For three years now, the share of profitable coworking spaces has remained at roughly the same level, with 43% of all coworking spaces generating a direct profit from their operation. One third of spaces operate at break-even point, whereas every fourth coworking space continues to make a loss.
The independent conduction of the 2019 Global Coworking Survey was supported by Essensys, Yardi & Nexudus. Download the free report here.
In a similar way, the ratio of core business models has not changed much either. 83% are “for-profit” businesses, and 12% operate as “non-profit” companies. Furthermore, two thirds of all coworking spaces need to be self-sustaining and do not receive cross-income from a larger business model, the same number as in previous years. The share of new coworking spaces that are one-year old or younger - and therefore perhaps not yet profitable - fell only slightly. Nevertheless, a lot has changed compared to previous years.
More offices: How profitable coworking spaces operate
Profitable spaces significantly increased their revenue stream by renting out private (team) offices (37%). This is now above the level of renting out desks and combined membership plans (merged: 35%).
Accordingly, the average layout of profitable coworking spaces has altered. The working areas are continuing to distance themselves from the classic concept. Private offices now occupy as much space as open workspaces (34%). It is only the additional lounge/coffee space (9%) that enables the open nature of the space to remain.
About every ninth coworking space rents out more than 60% of its space as private offices. In times of high demand for such spaces, this less innovative form of subletting provides a solid financial basis, but does put their classification as coworking spaces into doubt.
Very high and very low churn rates indicate uneconomical operation
This year’s survey enabled us to determine the monthly churn rate of coworking space members. The majority of coworking spaces operate at a profit when the monthly churn rate is around 5%. The more they deviate from this value, the more precarious their financial situation becomes.
Coworking spaces rarely generate a profit when they lose virtually no members or a relatively high share of members each month. In these cases, however, they usually serve a small number. Since small member numbers have a stronger influence on the churn rate, it is more likely to move up or down.
Further results of the 2019 Global Coworking Survey:
- The higher the member to staff ratio in the coworking space, the higher the member numbers and the more likely it is to be profitable. At the same time, staff costs are rising more rapidly in relation to rent.

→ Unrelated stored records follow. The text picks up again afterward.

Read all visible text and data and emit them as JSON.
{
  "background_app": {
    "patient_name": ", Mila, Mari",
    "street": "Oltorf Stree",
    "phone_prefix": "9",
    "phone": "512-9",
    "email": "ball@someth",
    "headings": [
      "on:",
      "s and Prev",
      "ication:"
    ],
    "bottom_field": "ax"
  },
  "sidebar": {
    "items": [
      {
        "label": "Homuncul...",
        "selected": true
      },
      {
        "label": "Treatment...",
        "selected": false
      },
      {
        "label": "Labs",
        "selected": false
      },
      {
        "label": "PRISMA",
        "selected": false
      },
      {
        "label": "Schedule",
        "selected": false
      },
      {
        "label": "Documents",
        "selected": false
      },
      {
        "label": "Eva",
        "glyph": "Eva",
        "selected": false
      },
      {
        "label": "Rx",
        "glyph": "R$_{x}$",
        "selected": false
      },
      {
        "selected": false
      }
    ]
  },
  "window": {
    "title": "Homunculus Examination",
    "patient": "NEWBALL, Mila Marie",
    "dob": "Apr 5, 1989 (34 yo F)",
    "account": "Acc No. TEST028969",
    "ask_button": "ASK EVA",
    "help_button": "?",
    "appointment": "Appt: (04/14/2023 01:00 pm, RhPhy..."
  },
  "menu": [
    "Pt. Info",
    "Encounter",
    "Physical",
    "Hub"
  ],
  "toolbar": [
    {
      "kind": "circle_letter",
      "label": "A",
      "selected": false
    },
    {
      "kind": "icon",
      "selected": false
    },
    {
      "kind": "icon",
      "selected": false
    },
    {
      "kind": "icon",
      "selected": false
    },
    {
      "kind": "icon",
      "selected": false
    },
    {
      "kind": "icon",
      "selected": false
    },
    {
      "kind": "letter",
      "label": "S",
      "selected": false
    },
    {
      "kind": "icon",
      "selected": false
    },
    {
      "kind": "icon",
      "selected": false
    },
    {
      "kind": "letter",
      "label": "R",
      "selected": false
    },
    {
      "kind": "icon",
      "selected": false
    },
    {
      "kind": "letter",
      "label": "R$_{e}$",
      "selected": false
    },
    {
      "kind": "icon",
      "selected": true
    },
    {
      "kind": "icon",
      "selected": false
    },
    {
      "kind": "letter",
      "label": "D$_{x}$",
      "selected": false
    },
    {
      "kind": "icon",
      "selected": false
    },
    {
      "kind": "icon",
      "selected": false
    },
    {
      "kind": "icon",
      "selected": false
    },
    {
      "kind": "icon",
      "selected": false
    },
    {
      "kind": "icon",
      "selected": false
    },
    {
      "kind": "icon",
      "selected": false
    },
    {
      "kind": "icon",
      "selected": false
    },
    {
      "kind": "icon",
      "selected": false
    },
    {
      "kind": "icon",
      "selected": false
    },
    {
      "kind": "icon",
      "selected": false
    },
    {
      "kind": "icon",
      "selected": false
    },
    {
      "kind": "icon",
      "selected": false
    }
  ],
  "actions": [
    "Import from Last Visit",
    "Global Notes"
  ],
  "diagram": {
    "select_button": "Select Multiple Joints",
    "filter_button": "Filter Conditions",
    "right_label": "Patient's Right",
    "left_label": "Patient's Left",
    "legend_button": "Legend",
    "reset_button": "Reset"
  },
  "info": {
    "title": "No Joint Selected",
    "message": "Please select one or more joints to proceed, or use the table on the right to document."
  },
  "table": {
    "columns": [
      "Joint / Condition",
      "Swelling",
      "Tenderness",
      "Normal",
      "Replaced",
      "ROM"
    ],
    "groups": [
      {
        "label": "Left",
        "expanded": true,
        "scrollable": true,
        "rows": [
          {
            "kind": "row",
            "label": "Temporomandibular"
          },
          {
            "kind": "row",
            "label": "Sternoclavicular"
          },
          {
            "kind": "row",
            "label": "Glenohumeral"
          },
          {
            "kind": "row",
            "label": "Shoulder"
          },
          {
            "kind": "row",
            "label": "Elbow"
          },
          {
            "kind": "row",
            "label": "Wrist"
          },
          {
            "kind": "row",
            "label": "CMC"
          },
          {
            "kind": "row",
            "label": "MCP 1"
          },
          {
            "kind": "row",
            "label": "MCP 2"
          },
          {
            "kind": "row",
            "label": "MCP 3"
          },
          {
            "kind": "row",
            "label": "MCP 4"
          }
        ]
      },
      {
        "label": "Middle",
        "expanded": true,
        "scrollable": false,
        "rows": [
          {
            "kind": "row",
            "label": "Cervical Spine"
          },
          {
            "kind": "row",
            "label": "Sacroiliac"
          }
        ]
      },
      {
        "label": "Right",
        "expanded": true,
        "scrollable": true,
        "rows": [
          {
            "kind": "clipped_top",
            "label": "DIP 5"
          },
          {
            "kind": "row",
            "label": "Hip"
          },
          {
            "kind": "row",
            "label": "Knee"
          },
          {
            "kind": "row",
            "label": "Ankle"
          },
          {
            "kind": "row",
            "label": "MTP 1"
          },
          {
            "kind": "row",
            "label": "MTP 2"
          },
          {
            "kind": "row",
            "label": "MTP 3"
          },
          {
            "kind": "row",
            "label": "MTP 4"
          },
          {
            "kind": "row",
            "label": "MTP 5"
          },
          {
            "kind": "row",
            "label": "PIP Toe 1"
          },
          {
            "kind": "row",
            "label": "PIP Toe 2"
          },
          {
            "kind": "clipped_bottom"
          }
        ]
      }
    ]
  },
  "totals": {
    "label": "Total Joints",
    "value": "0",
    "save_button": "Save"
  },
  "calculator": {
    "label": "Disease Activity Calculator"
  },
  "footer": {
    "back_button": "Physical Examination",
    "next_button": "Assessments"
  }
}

- Coworking spaces that operate more than three locations are more likely to record a profit (70%) than in previous years. In the case of coworking spaces with only one location, as in previous years, only one in three are profitable.
- A particularly large amount of space per desk does not necessarily have a negative effect. Smaller desks with less than five square meters are often just as profitable as the more spacious desks with more than twenty square meters. Between these extremes, however, the profit margin drops much more sharply than in previous years as the surface area per desk increases.
- Coworking spaces that enter into a management agreement with the location owner i.e. they neither rent nor own the site, are often extraordinarily profitable.
Locations in megacities remain profitable more often
The largest proportion of profitable coworking spaces are still located in megacities with more than one million inhabitants. Compared to the previous year, their share increased significantly to 55%, while smaller cities saw a slight decrease or hardly any increase at all. It is only in very small towns that the situation is improving, albeit at a low level (30%).
As has been the case in recent years, the cities that already have lots of coworking spaces tend to be more profitable. However, their share dropped when the coworking spaces surveyed said there were “too many”of them. Likewise, the share of profitable coworking spaces in cities with more than 50 coworking spaces fell slightly in favor of ‘zero-profit’ spaces.
Probability of making a profit hardly depends on market saturation anymore
Unlike in previous years, whether a coworking space is profitable or not hardly depends on whether there are too many, just enough or too few coworking spaces in the area. A space can generally only expect to encounter a much more challenging situation if it acts as a pioneer in its area - with no competitors at all.